People with lower testosterone, by contrast, need their prefrontal cortex to work harder to override impulsive social reactions, generating stronger inhibitory signals to keep the amygdala in check. This doesn’t mean higher testosterone equals better mood. The hormone is associated with increased social approach motivation and reactive aggression, meaning it pushes people toward engagement rather than withdrawal. Low testosterone commonly shows up as fatigue, low motivation, and a flat or irritable mood, while very high levels can tip emotional regulation in the other direction.

Testosterone’s Role in Women

Women produce testosterone in smaller amounts, primarily in the ovaries and adrenal glands, with normal levels between 15 and 70 ng/dL. Despite the lower concentration, it plays critical roles. It contributes to libido, bone and muscle maintenance, energy levels, and the regulation of the menstrual cycle and fertility.
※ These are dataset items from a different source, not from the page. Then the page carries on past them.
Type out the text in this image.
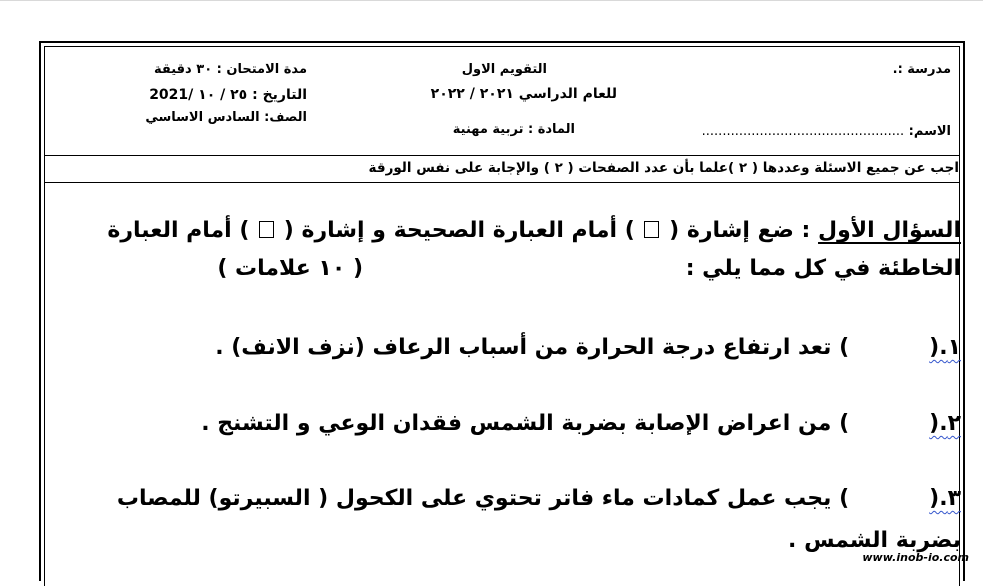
مدرسة :.
الاسم: .................................................
التقويم الاول
للعام الدراسي ٢٠٢١ / ٢٠٢٢
المادة : تربية مهنية
مدة الامتحان : ٣٠ دقيقة
التاريخ : ٢٥ / ١٠ /2021
الصف: السادس الاساسي
اجب عن جميع الاسئلة وعددها ( ٢ )علما بأن عدد الصفحات ( ٢ ) والإجابة على نفس الورقة
السؤال الأول : ضع إشارة (  ) أمام العبارة الصحيحة و إشارة (  ) أمام العبارة
الخاطئة في كل مما يلي :
( ١٠ علامات )
١.() تعد ارتفاع درجة الحرارة من أسباب الرعاف (نزف الانف) .
٢.() من اعراض الإصابة بضربة الشمس فقدان الوعي و التشنج .
٣.() يجب عمل كمادات ماء فاتر تحتوي على الكحول ( السبيرتو) للمصاب
بضربة الشمس .
www.inob-io.com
When testosterone drops too low in women, the effects mirror many of the symptoms men experience: reduced sex drive, fatigue, weakness, difficulty concentrating, and irregular periods. Low testosterone can also disrupt other hormones in a cascade effect, since it serves as a precursor for estrogen production. On the other end, excess testosterone in conditions like PCOS causes acne, excess body hair, thinning scalp hair, and changes in fat distribution, essentially amplifying the same androgen-driven effects seen in male physiology.